Market researcher revs up data warehouse grid

19.10.2006

Before its recent move to Oracle grid technology, R.L. Polk stored most of its data on Oracle 9 or 10 databases running Sun Solaris servers, connected to EMC gear running in storage-area networks.

Now, R.L. Polk's grid is comprised of 100 two- and four-way servers all running Red Hat Enterprise Linux. It also serves up applications and powers the rule processing engine. It can "easily double" to 200 servers, providing room for growth.

Only a tiny portion of the grid -- four four-way servers -- is apportioned now to the data warehouse. Much of it is devoted to running R.L. Polk's new Web-based applications, which both import data into the data warehouse from 260 discrete sources, such as car dealers or state licensing boards, and streams it out to paying customers, such as carmakers, car dealers and parts suppliers.
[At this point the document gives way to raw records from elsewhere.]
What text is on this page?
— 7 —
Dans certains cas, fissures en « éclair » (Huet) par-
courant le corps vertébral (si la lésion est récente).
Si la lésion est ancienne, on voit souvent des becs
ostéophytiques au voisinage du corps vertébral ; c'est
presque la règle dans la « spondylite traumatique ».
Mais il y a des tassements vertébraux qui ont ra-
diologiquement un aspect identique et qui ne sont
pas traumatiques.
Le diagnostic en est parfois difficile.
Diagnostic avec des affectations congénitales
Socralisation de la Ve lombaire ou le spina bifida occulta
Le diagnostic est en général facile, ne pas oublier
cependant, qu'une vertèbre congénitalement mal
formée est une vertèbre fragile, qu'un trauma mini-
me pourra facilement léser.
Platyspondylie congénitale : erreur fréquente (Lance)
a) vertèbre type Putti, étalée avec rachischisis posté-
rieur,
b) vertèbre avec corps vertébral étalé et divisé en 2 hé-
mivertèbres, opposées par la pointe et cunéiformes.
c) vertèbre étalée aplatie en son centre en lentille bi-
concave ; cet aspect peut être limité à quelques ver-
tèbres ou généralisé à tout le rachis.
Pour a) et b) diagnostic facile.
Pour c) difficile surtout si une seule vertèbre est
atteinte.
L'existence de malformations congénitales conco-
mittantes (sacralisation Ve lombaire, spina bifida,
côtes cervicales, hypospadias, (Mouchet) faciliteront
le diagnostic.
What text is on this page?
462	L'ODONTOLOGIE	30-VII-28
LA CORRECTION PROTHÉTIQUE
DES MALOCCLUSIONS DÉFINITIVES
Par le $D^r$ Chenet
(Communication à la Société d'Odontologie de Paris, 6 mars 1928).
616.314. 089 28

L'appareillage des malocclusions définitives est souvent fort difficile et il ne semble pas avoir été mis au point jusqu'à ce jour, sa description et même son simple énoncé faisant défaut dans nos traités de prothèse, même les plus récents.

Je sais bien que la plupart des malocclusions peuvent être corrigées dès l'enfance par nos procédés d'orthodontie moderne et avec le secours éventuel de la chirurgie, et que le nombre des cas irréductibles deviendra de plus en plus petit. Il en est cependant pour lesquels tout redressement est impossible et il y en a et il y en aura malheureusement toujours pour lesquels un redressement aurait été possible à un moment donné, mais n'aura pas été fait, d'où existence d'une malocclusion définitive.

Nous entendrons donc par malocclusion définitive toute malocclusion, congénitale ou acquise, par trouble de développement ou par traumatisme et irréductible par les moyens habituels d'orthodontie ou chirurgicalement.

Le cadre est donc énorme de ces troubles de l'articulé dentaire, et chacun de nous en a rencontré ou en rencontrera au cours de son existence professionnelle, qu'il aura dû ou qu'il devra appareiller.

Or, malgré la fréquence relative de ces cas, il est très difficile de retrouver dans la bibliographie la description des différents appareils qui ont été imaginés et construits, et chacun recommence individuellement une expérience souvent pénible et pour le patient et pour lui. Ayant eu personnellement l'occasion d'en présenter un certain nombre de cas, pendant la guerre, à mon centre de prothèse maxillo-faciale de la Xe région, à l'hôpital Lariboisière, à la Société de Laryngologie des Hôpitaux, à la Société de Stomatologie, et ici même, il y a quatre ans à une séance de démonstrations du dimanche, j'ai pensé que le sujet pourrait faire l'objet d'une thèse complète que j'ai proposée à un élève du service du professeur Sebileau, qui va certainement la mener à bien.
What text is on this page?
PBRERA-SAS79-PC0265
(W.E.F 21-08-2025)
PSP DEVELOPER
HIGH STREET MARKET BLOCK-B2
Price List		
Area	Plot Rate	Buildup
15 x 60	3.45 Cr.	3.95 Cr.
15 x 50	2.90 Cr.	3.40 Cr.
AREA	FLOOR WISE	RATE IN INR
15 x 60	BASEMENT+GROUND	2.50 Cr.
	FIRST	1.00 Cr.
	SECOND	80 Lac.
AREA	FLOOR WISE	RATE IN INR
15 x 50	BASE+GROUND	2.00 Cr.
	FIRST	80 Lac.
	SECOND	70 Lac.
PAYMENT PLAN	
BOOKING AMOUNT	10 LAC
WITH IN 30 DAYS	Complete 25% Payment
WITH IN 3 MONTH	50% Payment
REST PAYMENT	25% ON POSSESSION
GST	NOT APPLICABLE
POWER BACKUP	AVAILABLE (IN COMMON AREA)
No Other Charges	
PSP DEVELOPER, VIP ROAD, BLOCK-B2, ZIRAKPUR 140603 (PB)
The data warehouse serves as R.L. Polk's "single source of truth" on a massive database that includes 500 million individual cars, or almost 85 percent of all cars in the world as of 2002. It also includes data on 250 million households and 3 billion transactions.

R.L. Polk cleanses the names and addresses of all incoming records, adds location data such as latitude and longitude, and, in the case of the 17-digit vehicle identification numbers unique to every car, extrapolates each car's individual features and styling. It's a complicated process, but as his team continues to tweak the Oracle grid engine, Vasconi expects to be able to shorten the importation time to less than 24 hours.